Guido invites everyone up to his cabin in the desert, where Gay and Roslyn decide to stay for awhile. Gay and Guido plan to roundup some wild stallions for cash, but need an extra hand. On their way to the rodeo, they run into Perce Howland (Montgomery Clift, FROM HERE TO ETERNITY), a handsome younger man, who’s just about too old to be a regular on the bull riding circuit.

All four main characters are misfits to some degree. Roslyn is gorgeous to a fault. She attracts wolves, who are unable or uninterested in giving her what she needs. She is also tired of the constant attraction men have with violence. Gay is desperately holding onto a lifestyle that has long gone by the wayside. He’s getting too old to be so desperately clinging to his life of “freedom,” which has alienated himself from society. Perce is more of the typical 1960s misfit in that he’s lost in life and doesn’t know what his place in the world is, especially having been let down by his parents. Guido has been lost since the death of his wife, who he must have married young. He’s looking for a replacement woman, but doesn’t really have the looks or the proper tools to find one. He reeks of desperateness.

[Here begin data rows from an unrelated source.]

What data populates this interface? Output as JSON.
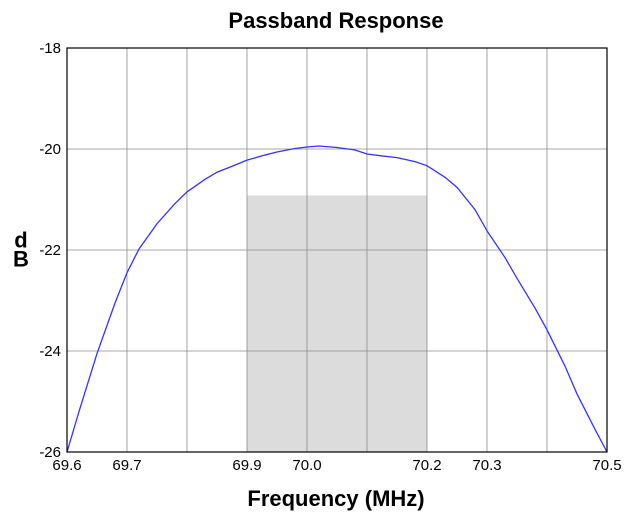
{
  "chart_data": {
    "type": "line",
    "title": "Passband Response",
    "xlabel": "Frequency (MHz)",
    "ylabel": "dB",
    "xlim": [
      69.6,
      70.5
    ],
    "ylim": [
      -26,
      -18
    ],
    "xticks": [
      69.6,
      69.7,
      69.8,
      69.9,
      70.0,
      70.1,
      70.2,
      70.3,
      70.4,
      70.5
    ],
    "xtick_labels": [
      "69.6",
      "69.7",
      "",
      "69.9",
      "70.0",
      "",
      "70.2",
      "70.3",
      "",
      "70.5"
    ],
    "yticks": [
      -26,
      -24,
      -22,
      -20,
      -18
    ],
    "ytick_labels": [
      "-26",
      "-24",
      "-22",
      "-20",
      "-18"
    ],
    "grid": true,
    "shaded_region": {
      "x": [
        69.9,
        70.2
      ],
      "y": [
        -26,
        -20.92
      ],
      "color": "#dcdcdc"
    },
    "series": [
      {
        "color": "#3333ff",
        "x": [
          69.6,
          69.62,
          69.65,
          69.68,
          69.7,
          69.72,
          69.75,
          69.78,
          69.8,
          69.83,
          69.85,
          69.88,
          69.9,
          69.93,
          69.95,
          69.98,
          70.0,
          70.02,
          70.05,
          70.08,
          70.1,
          70.12,
          70.15,
          70.18,
          70.2,
          70.23,
          70.25,
          70.28,
          70.3,
          70.33,
          70.35,
          70.38,
          70.4,
          70.43,
          70.45,
          70.48,
          70.5
        ],
        "y": [
          -26.0,
          -25.2,
          -24.05,
          -23.05,
          -22.45,
          -21.98,
          -21.48,
          -21.08,
          -20.85,
          -20.6,
          -20.46,
          -20.32,
          -20.22,
          -20.12,
          -20.06,
          -19.99,
          -19.96,
          -19.94,
          -19.97,
          -20.02,
          -20.1,
          -20.13,
          -20.17,
          -20.25,
          -20.33,
          -20.56,
          -20.76,
          -21.2,
          -21.62,
          -22.15,
          -22.56,
          -23.15,
          -23.58,
          -24.3,
          -24.85,
          -25.55,
          -26.0
        ]
      }
    ]
  }
}
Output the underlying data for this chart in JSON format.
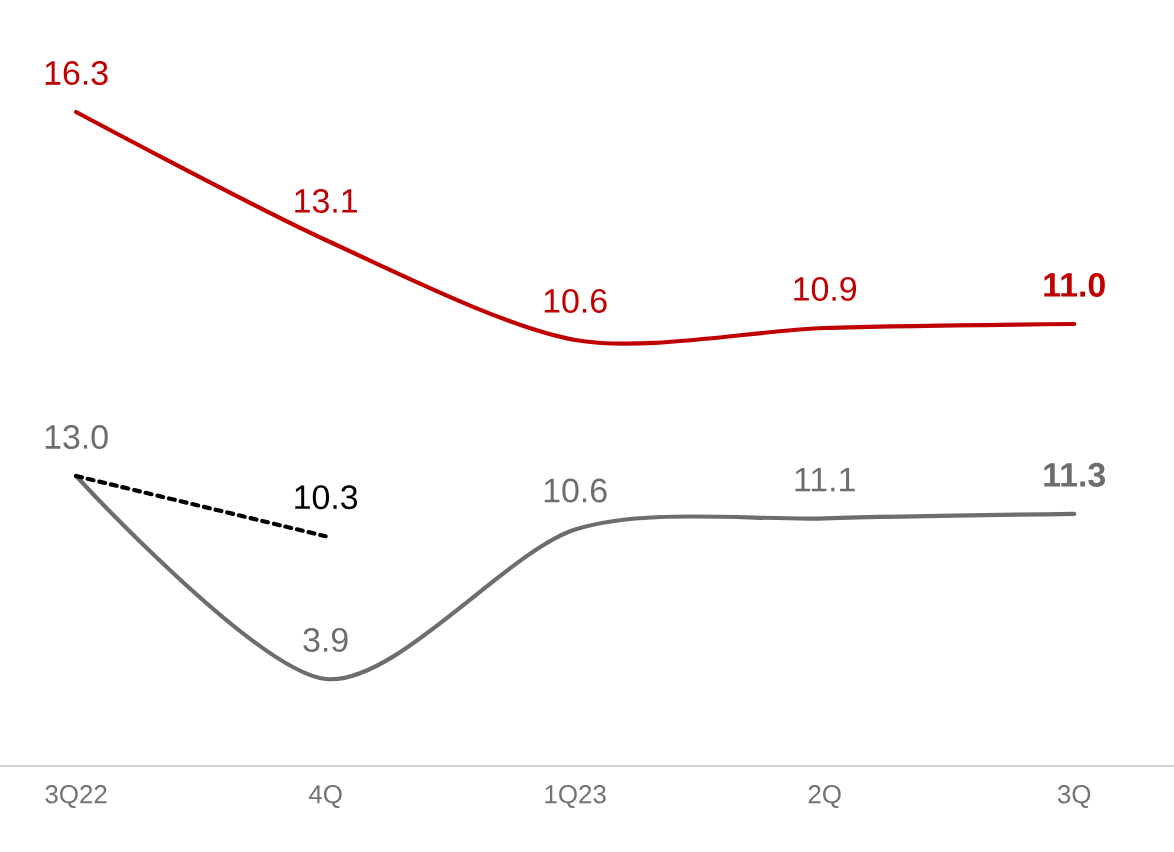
{
  "chart_data": [
    {
      "type": "line",
      "categories": [
        null,
        null,
        null,
        null,
        null
      ],
      "tick_labels": false,
      "series": [
        {
          "color": "#c00000",
          "values": [
            16.3,
            13.1,
            10.6,
            10.9,
            11.0
          ],
          "value_labels": [
            "16.3",
            "13.1",
            "10.6",
            "10.9",
            "**11.0**"
          ]
        }
      ]
    },
    {
      "type": "line",
      "categories": [
        "3Q22",
        "4Q",
        "1Q23",
        "2Q",
        "3Q"
      ],
      "tick_labels": "x",
      "series": [
        {
          "color": "#6d6d6d",
          "values": [
            13.0,
            3.9,
            10.6,
            11.1,
            11.3
          ],
          "value_labels": [
            "13.0",
            "3.9",
            "10.6",
            "11.1",
            "**11.3**"
          ]
        },
        {
          "color": "#000000",
          "line_style": "dashed",
          "values": [
            13.0,
            10.3,
            null,
            null,
            null
          ],
          "value_labels": [
            null,
            "10.3",
            null,
            null,
            null
          ]
        }
      ]
    }
  ]
}
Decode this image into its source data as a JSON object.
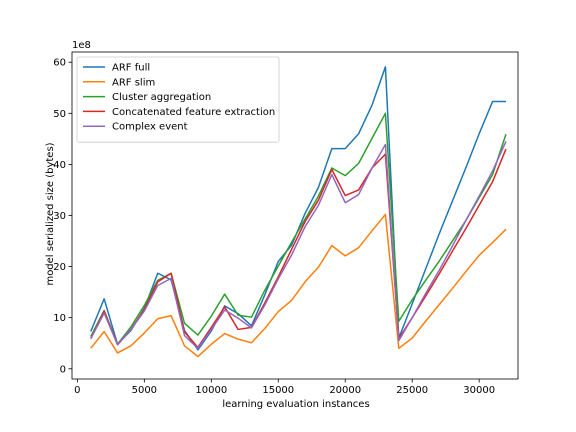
{
  "chart_data": {
    "type": "line",
    "xlabel": "learning evaluation instances",
    "ylabel": "model serialized size (bytes)",
    "y_scale_label": "1e8",
    "xlim": [
      -400,
      32900
    ],
    "ylim": [
      -2,
      62
    ],
    "xticks": [
      0,
      5000,
      10000,
      15000,
      20000,
      25000,
      30000
    ],
    "yticks": [
      0,
      10,
      20,
      30,
      40,
      50,
      60
    ],
    "legend_position": "top-left",
    "x": [
      1000,
      2000,
      3000,
      4000,
      5000,
      6000,
      7000,
      8000,
      9000,
      10000,
      11000,
      12000,
      13000,
      14000,
      15000,
      16000,
      17000,
      18000,
      19000,
      20000,
      21000,
      22000,
      23000,
      24000,
      25000,
      26000,
      27000,
      28000,
      29000,
      30000,
      31000,
      32000
    ],
    "series": [
      {
        "name": "ARF full",
        "color": "#1f77b4",
        "values": [
          7.3,
          13.7,
          4.8,
          7.5,
          11.8,
          18.7,
          17.4,
          7.5,
          3.7,
          7.4,
          12.3,
          10.8,
          8.4,
          14.5,
          21.0,
          24.2,
          30.4,
          35.5,
          43.1,
          43.1,
          46.0,
          51.6,
          59.1,
          6.0,
          12.7,
          19.5,
          26.3,
          32.8,
          39.3,
          46.0,
          52.3,
          52.3
        ]
      },
      {
        "name": "ARF slim",
        "color": "#ff7f0e",
        "values": [
          4.0,
          7.3,
          3.1,
          4.5,
          7.0,
          9.8,
          10.4,
          4.5,
          2.4,
          4.8,
          6.9,
          5.8,
          5.1,
          7.9,
          11.2,
          13.4,
          17.0,
          19.9,
          24.1,
          22.1,
          23.7,
          27.0,
          30.2,
          4.0,
          6.0,
          9.3,
          12.5,
          15.7,
          19.0,
          22.2,
          24.7,
          27.3
        ]
      },
      {
        "name": "Cluster aggregation",
        "color": "#2ca02c",
        "values": [
          6.3,
          11.4,
          4.8,
          8.2,
          12.4,
          17.3,
          18.7,
          8.9,
          6.6,
          10.3,
          14.6,
          10.5,
          10.1,
          15.4,
          20.1,
          24.8,
          29.3,
          33.8,
          39.3,
          37.8,
          40.2,
          45.1,
          50.0,
          9.3,
          13.5,
          17.3,
          21.0,
          25.0,
          29.0,
          33.5,
          38.0,
          45.9
        ]
      },
      {
        "name": "Concatenated feature extraction",
        "color": "#d62728",
        "values": [
          5.9,
          11.3,
          4.7,
          7.7,
          11.6,
          17.0,
          18.7,
          7.2,
          4.2,
          8.1,
          12.1,
          7.7,
          8.1,
          12.9,
          18.0,
          23.4,
          28.8,
          33.0,
          39.0,
          33.9,
          35.0,
          39.3,
          42.0,
          5.9,
          10.0,
          14.2,
          18.5,
          23.0,
          27.4,
          32.0,
          36.6,
          43.0
        ]
      },
      {
        "name": "Complex event",
        "color": "#9467bd",
        "values": [
          5.9,
          10.9,
          4.7,
          7.7,
          11.3,
          16.3,
          17.7,
          6.5,
          4.0,
          7.7,
          11.5,
          9.9,
          8.0,
          12.5,
          17.6,
          22.3,
          27.8,
          32.0,
          38.0,
          32.5,
          34.1,
          39.3,
          43.9,
          5.5,
          10.0,
          14.7,
          19.2,
          24.0,
          29.0,
          33.8,
          38.7,
          44.5
        ]
      }
    ]
  }
}
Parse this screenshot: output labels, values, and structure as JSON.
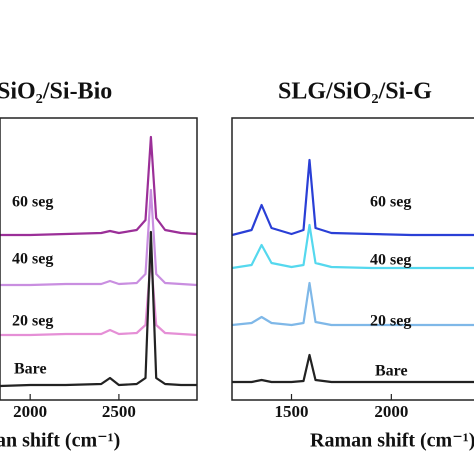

All three of the men want Roslyn, but for the first time in her life she’s going to put what she wants first. The final horse roundup serves as a wonderful metaphor for the way Roslyn feels she’s been treated by men all her life and how Gay has been treating women all of his life.

Huston has the skill and patience to allow time to build his characters and their relation to each other. Gable has been quoted as saying he felt this was his best performance and it’s hard to argue with the screen icon’s opinion. It is certainly the most complex and most fulfilled performance of Monroe’s career. She is electrifying. Miller wrote the role specifically for her and she throws every ounce of herself into the performance. Clift is Clift — one of the greatest actors to ever grace the screen. Wallach also needs to be commended for painting Guido in a believable and understandable light when it’s a role that so easily could have become a caricature with a typical character actor hamming it up as an oily, conniving sleaze.

Russell Metty’s black & white cinematography is the perfect match for this sad tale. One can almost feel the heat in shots of the white sands of the desert at the end. The more one knows about the players involved; the more one can read into a grander meaning, but even a novice can come to this film and see the power of its wonderfully crafted story and intricately developed characters, who are all lonely souls looking for their place on this planet.